How can I go about finding a business brain for my start-up?I’ve devised a new technology that I think has great potential, but I have little idea about financials, operations, etc.
How can I best pair up with a business co-founder in order to present a more rounded picture to investors?
You have raised an important issue for all company founders. At an early stage, founders need to decide whether to “go it alone” or to partner with others to grow the business.
It is rare for any executive to possess all the skills required, and it is common for the “visionary” to hire or partner with a financial or operational expert; a person who can focus on the detail, and who can “keep the trains running”.
This will, as you also suggest, definitely create a stronger picture for investors, and then for staff and customers. In my experience, the best founders and business builders are able to recognise their own strengths and weakness and to “hire around” themselves. Famous examples in the tech world are Bill Gates hiring Steve Ballmer, Steve Jobs hiring Tim Cook, Mark Zuckerberg luring Sheryl Sandberg away from Google and so on.
So how do you identify and attract the right person to be a co-founder?
First, you should write a list of the key skills and experience that you think you need now, and for the next three years.
Second, the most relevant person will be working in the same industry sector that your business is targeting and may be a CFO or COO looking to move into a nimble new business with more equity upside. If you are entering the online retail market you might find the right executive from eBay; if it is online travel then Wotif or Expedia would be sources for executives.
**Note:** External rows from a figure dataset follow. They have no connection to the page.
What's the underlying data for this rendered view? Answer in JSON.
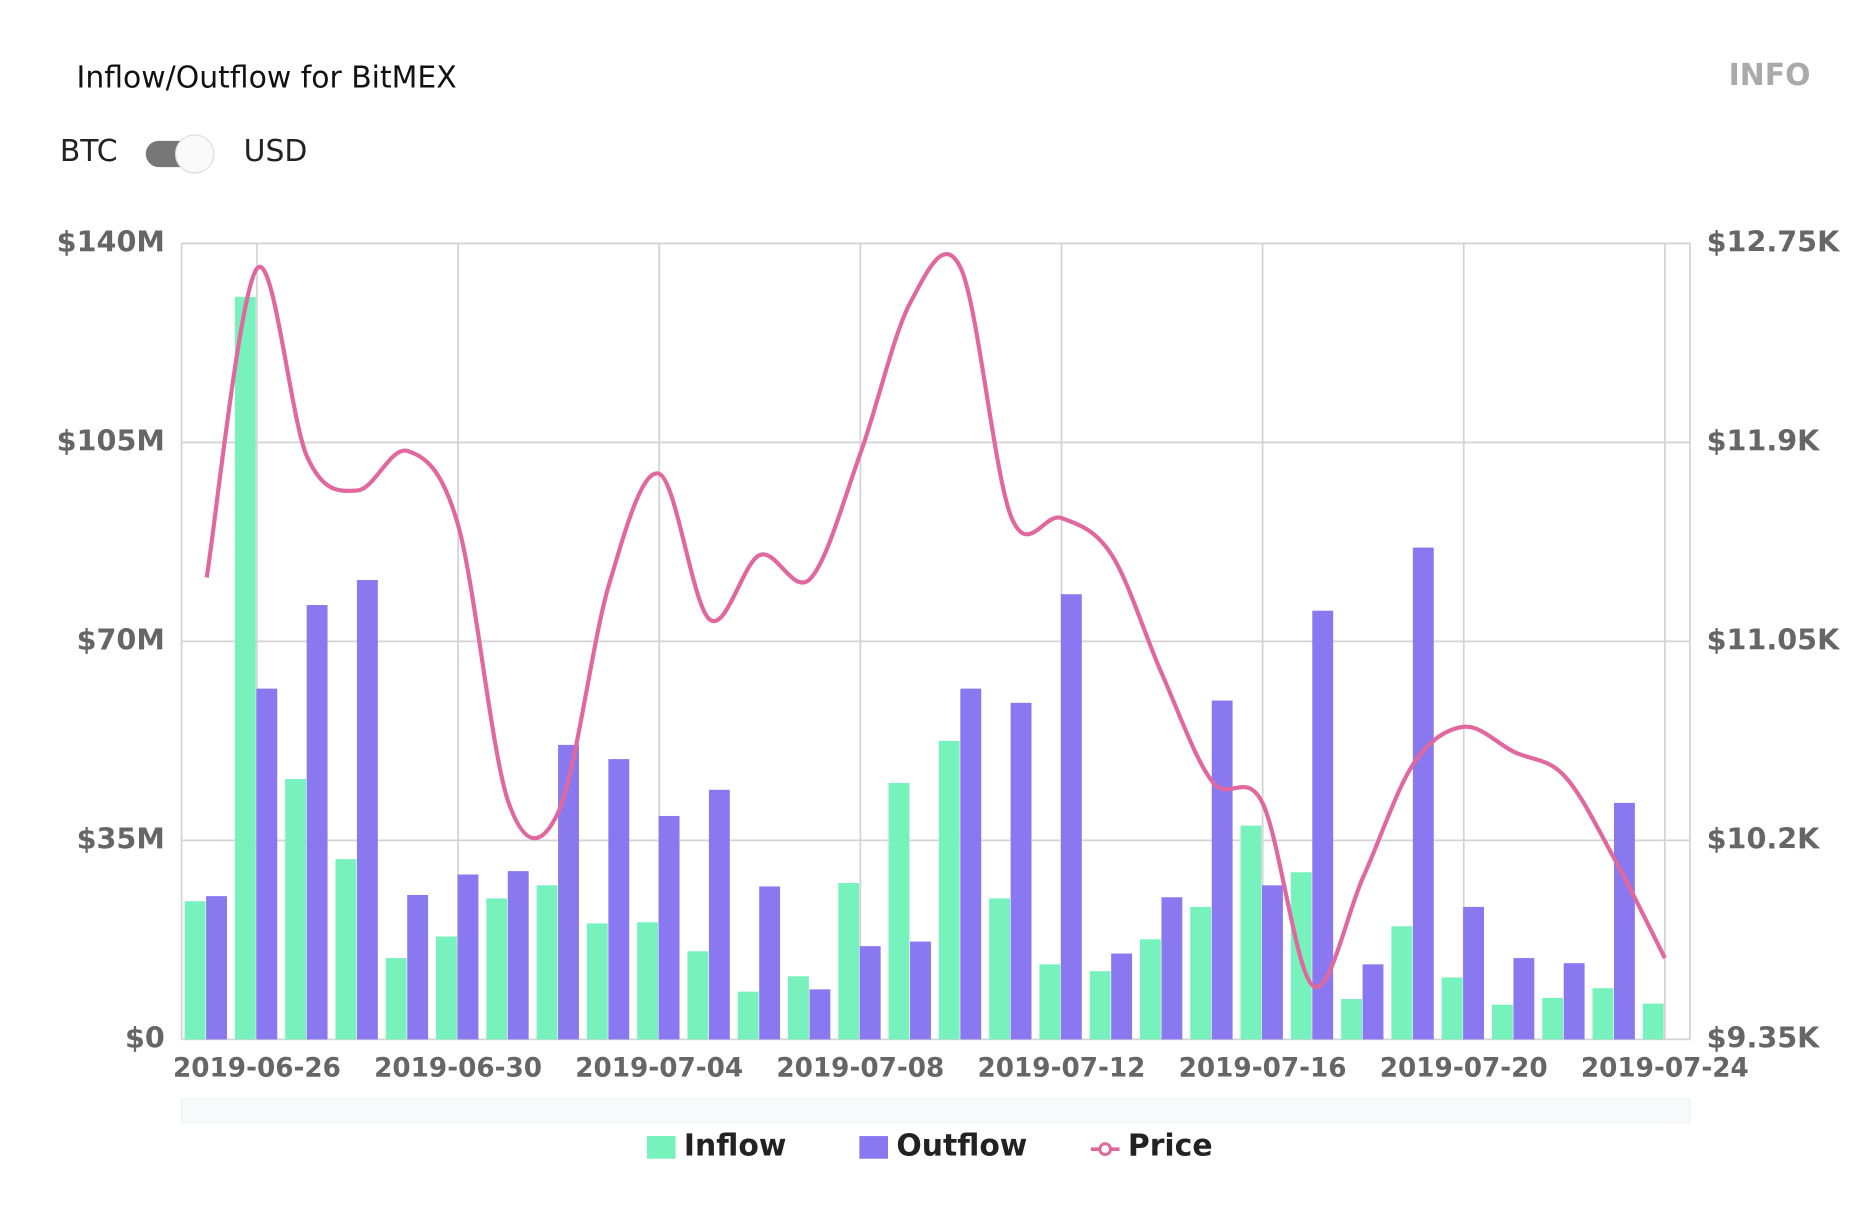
{
  "header": {
    "info": "INFO"
  },
  "toggle": {
    "left": "BTC",
    "right": "USD"
  },
  "chart_data": {
    "type": "bar-line",
    "title": "Inflow/Outflow for BitMEX",
    "categories": [
      null,
      "2019-06-26",
      null,
      null,
      null,
      "2019-06-30",
      null,
      null,
      null,
      "2019-07-04",
      null,
      null,
      null,
      "2019-07-08",
      null,
      null,
      null,
      "2019-07-12",
      null,
      null,
      null,
      "2019-07-16",
      null,
      null,
      null,
      "2019-07-20",
      null,
      null,
      null,
      "2019-07-24"
    ],
    "series": [
      {
        "name": "Inflow",
        "type": "bar",
        "color": "#77f2bd",
        "values": [
          24300000,
          130600000,
          45800000,
          31700000,
          14300000,
          18100000,
          24800000,
          27100000,
          20400000,
          20600000,
          15500000,
          8400000,
          11100000,
          27500000,
          45100000,
          52500000,
          24800000,
          13200000,
          12000000,
          17600000,
          23300000,
          37600000,
          29400000,
          7100000,
          19900000,
          10900000,
          6100000,
          7300000,
          9000000,
          6300000
        ]
      },
      {
        "name": "Outflow",
        "type": "bar",
        "color": "#8a78f0",
        "values": [
          25200000,
          61700000,
          76400000,
          80800000,
          25400000,
          29000000,
          29600000,
          51800000,
          49300000,
          39300000,
          43900000,
          26900000,
          8800000,
          16400000,
          17200000,
          61700000,
          59200000,
          78300000,
          15100000,
          25000000,
          59600000,
          27100000,
          75400000,
          13200000,
          86500000,
          23300000,
          14300000,
          13400000,
          41600000,
          null
        ]
      },
      {
        "name": "Price",
        "type": "line",
        "axis": "y2",
        "color": "#e0689e",
        "values": [
          11323,
          12643,
          11837,
          11695,
          11863,
          11547,
          10364,
          10324,
          11292,
          11766,
          11144,
          11419,
          11317,
          11853,
          12500,
          12643,
          11582,
          11577,
          11419,
          10910,
          10451,
          10359,
          9579,
          10043,
          10527,
          10685,
          10578,
          10476,
          10120,
          9697
        ]
      }
    ],
    "ylim": [
      0,
      140000000
    ],
    "yticks": [
      {
        "value": 0,
        "label": "$0"
      },
      {
        "value": 35000000,
        "label": "$35M"
      },
      {
        "value": 70000000,
        "label": "$70M"
      },
      {
        "value": 105000000,
        "label": "$105M"
      },
      {
        "value": 140000000,
        "label": "$140M"
      }
    ],
    "y2lim": [
      9350,
      12750
    ],
    "y2ticks": [
      {
        "value": 9350,
        "label": "$9.35K"
      },
      {
        "value": 10200,
        "label": "$10.2K"
      },
      {
        "value": 11050,
        "label": "$11.05K"
      },
      {
        "value": 11900,
        "label": "$11.9K"
      },
      {
        "value": 12750,
        "label": "$12.75K"
      }
    ],
    "grid": true
  }
}
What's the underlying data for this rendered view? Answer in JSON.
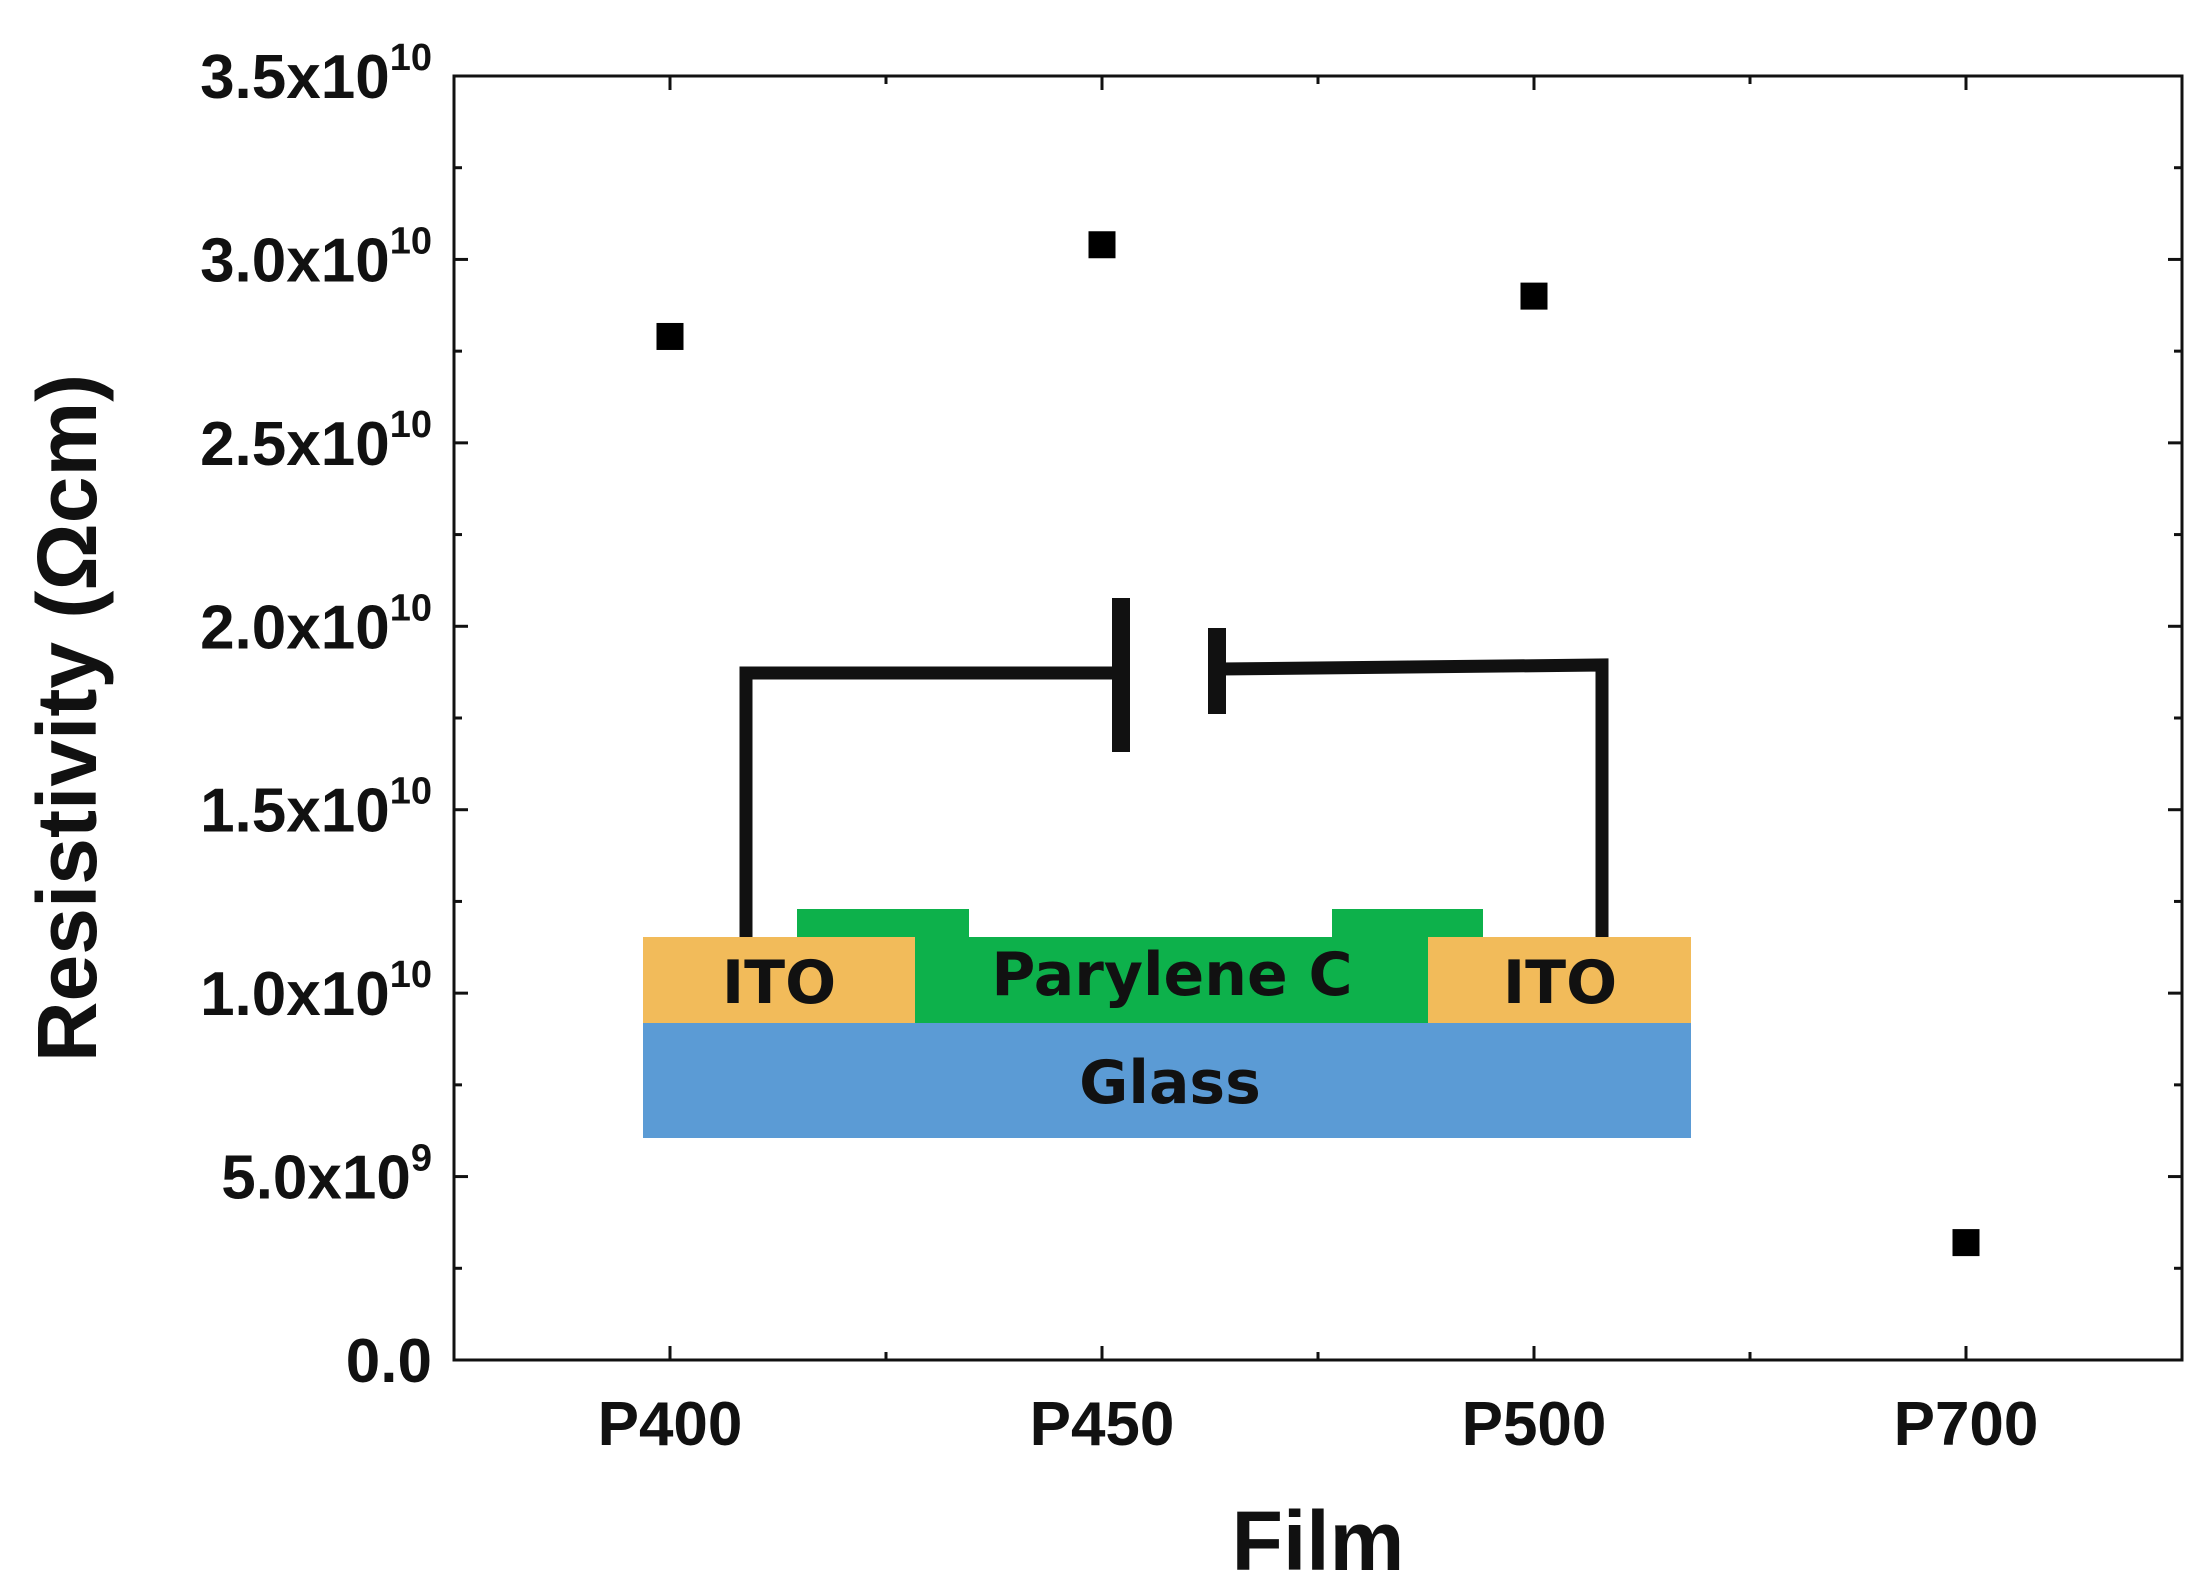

Third, use LinkedIn to find relevant executives at the companies you admire or aim to compete with, and determine if and how you are connected to them.
If not directly connected, ask around and start attending industry networking events and “put the word out”. If you have a compelling business or product proposition you should be able to meet the right people over a coffee and to be able to determine if there is a good match of skills, expectations and “culture”.
Finally, the structure of your partnership could be varied – a straight 50:50 with an equal co-investment of working capital, a salaried role with less equity, or a trial period for both of you and then an agreement to sit down in three months to work out what the terms of your business relationship might be.
Many founders fail because they refuse to share the journey with others, and then fail to attract supportive partners and staff for when the going gets tough.
“No man is an island,” John Donne wrote 400 years ago and it is even more apt now. You have done well to articulate the need for a partner to complement your skills.